Multinodular goitre: ‘much more to it than simply iodine deficiency’

For over a century, multinodular goitre (MNG) has been looked upon as the simple consequence of iodine deficiency. This view is now no longer tenable. Indeed, many characteristics of MNG do not fit with the iodine deficiency concept. For example, nodular goitre is a frequent disease even in those countries where the population is never exposed to iodine shortage. Moreover, neither multinodularity, nor the proverbial heterogeneity of growth and function or the autonomous, thyroid stimulating hormone (TSH)-independent growth of many goitres are compatible with the iodine deficiency concept, let alone subclinical or overt thyrotoxicosis which often complicates the course of a MNG. Recent investigations have led to the conclusion that MNGs are true benign neoplasias that are due to the high intrinsic growth potential of a variable, genetically predetermined fraction of all thyrocytes.
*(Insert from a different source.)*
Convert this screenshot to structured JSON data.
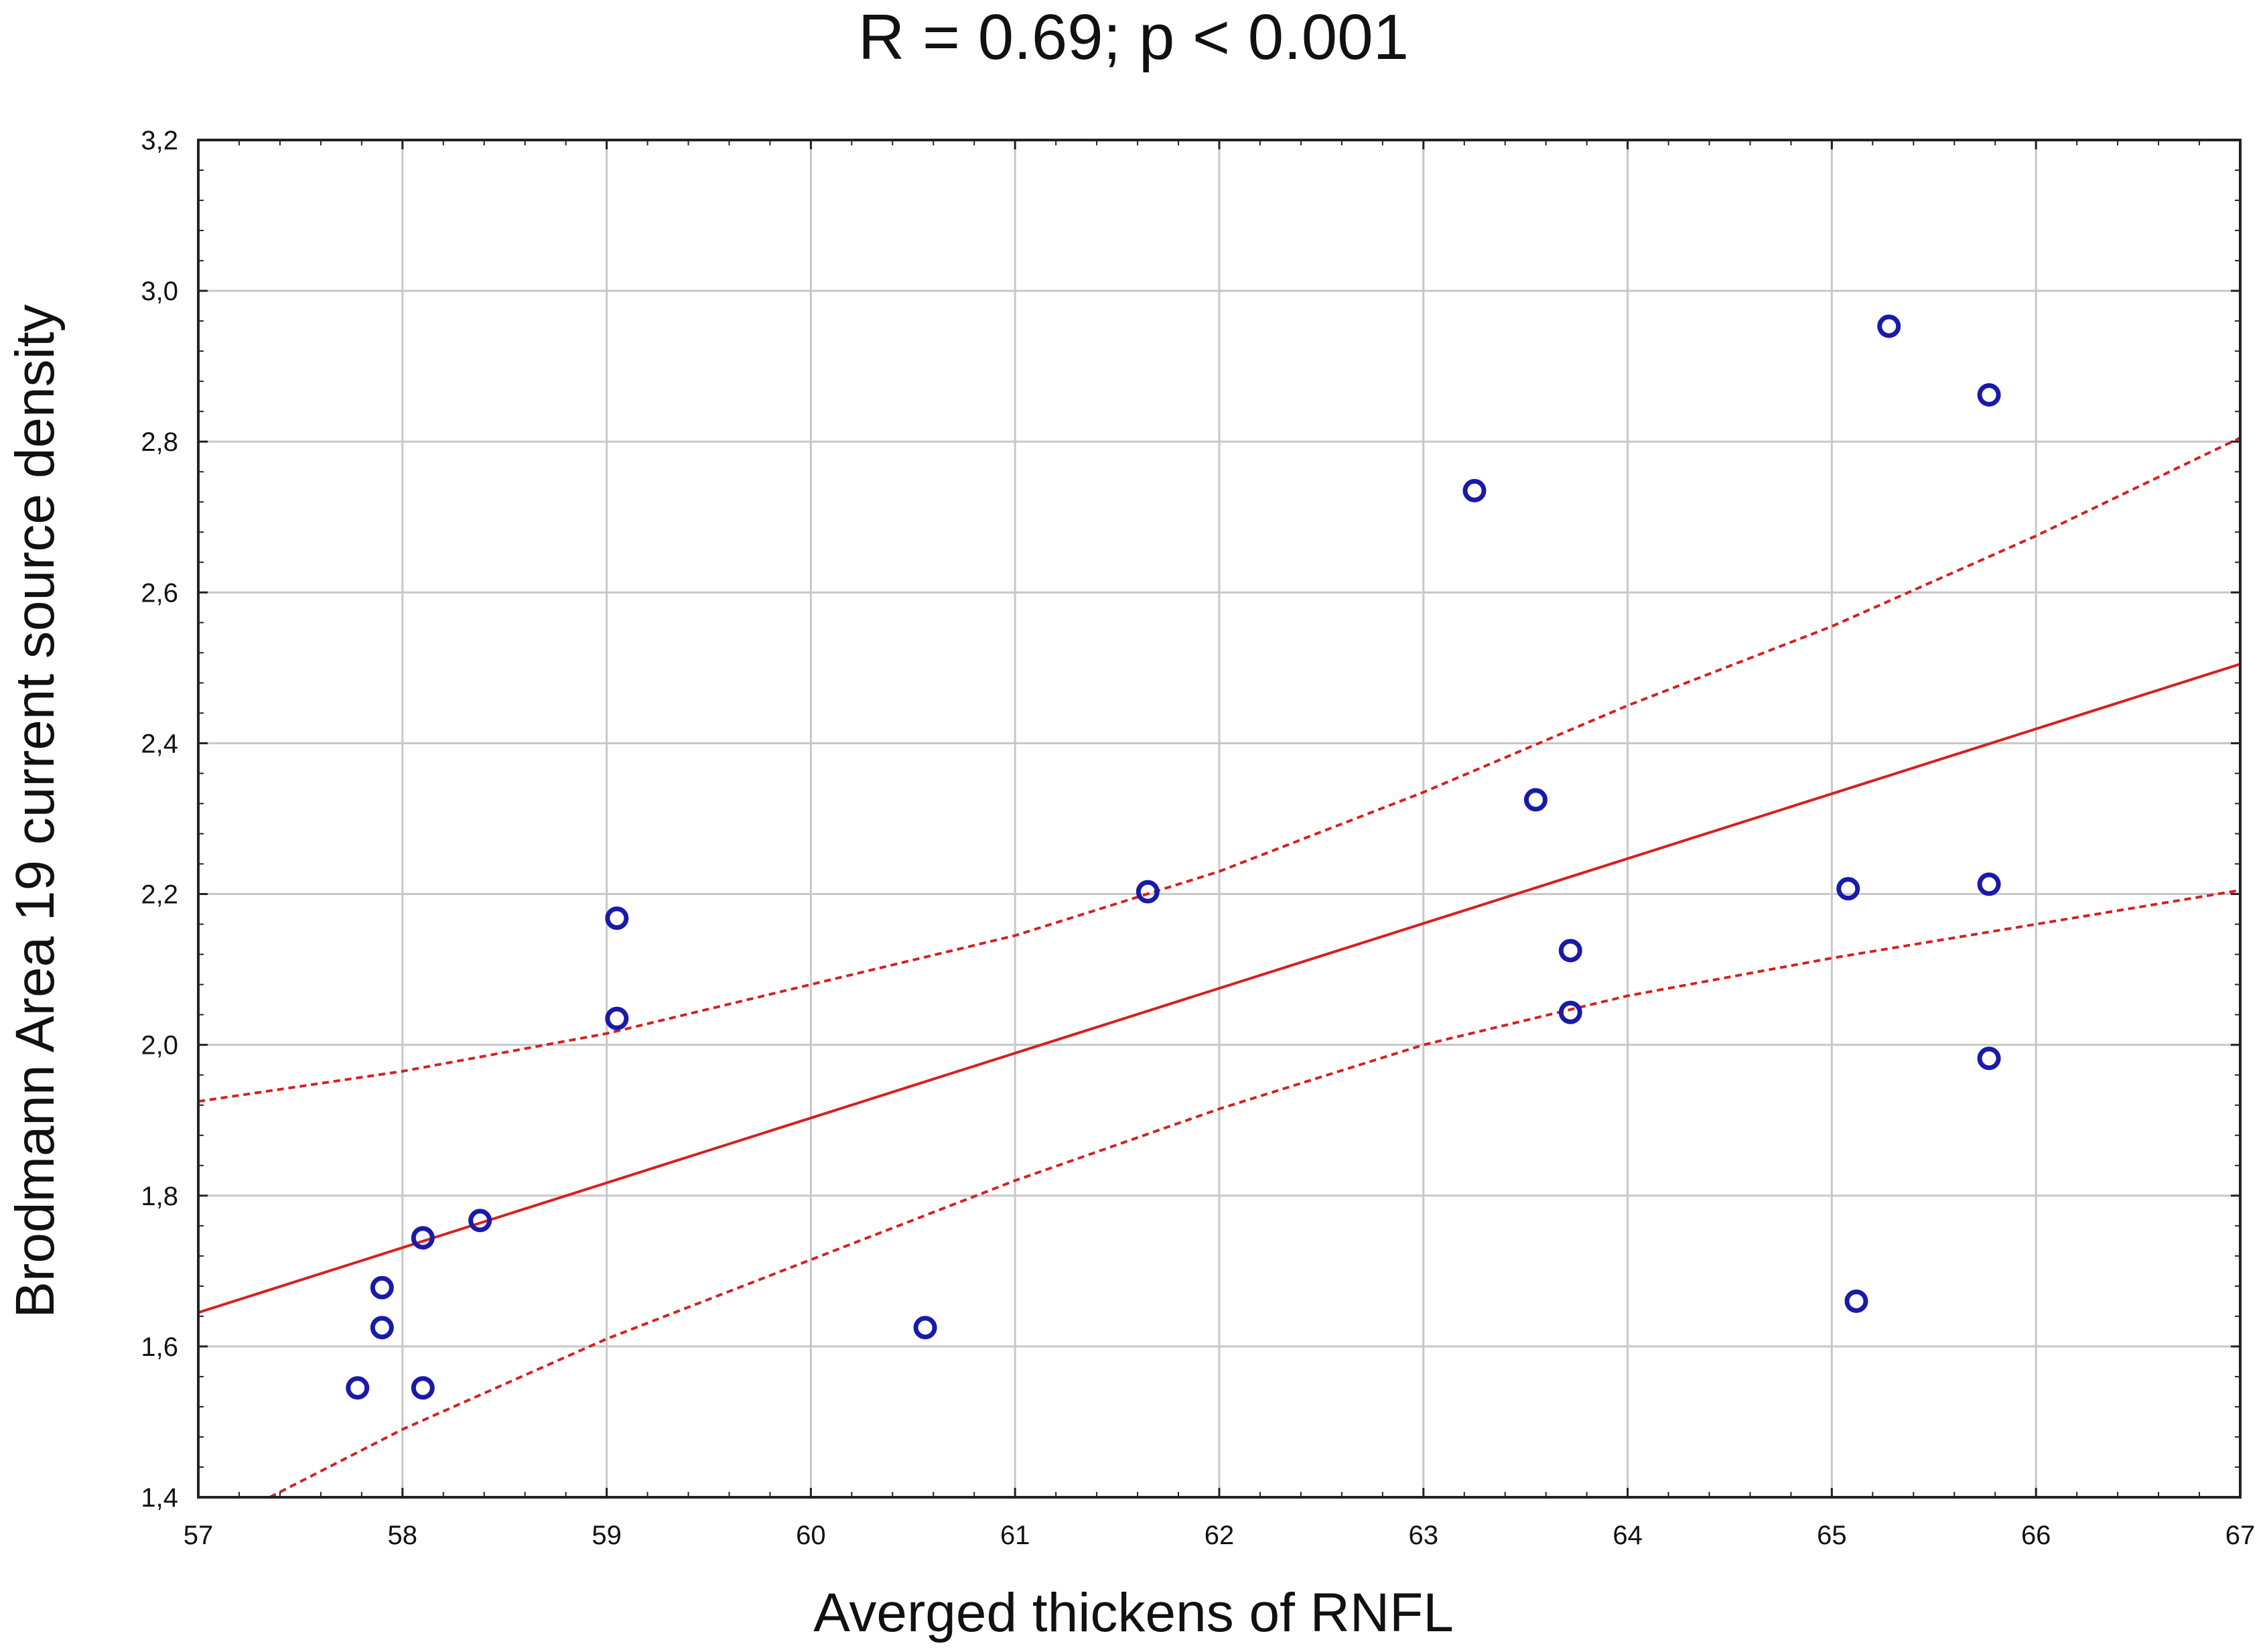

Gross and heritable metabolic and functional differences between the individual thyrocytes, from which new follicles are generated during goitrogenesis, are the cause of the often spectacular functional and structural heterogeneity of MNG. Superimposed iodine deficiency changes the epidemiology, but not the basic mechanisms of goitrogenesis. These new pathogenetic concepts have a profound impact on the clinical management of MNG.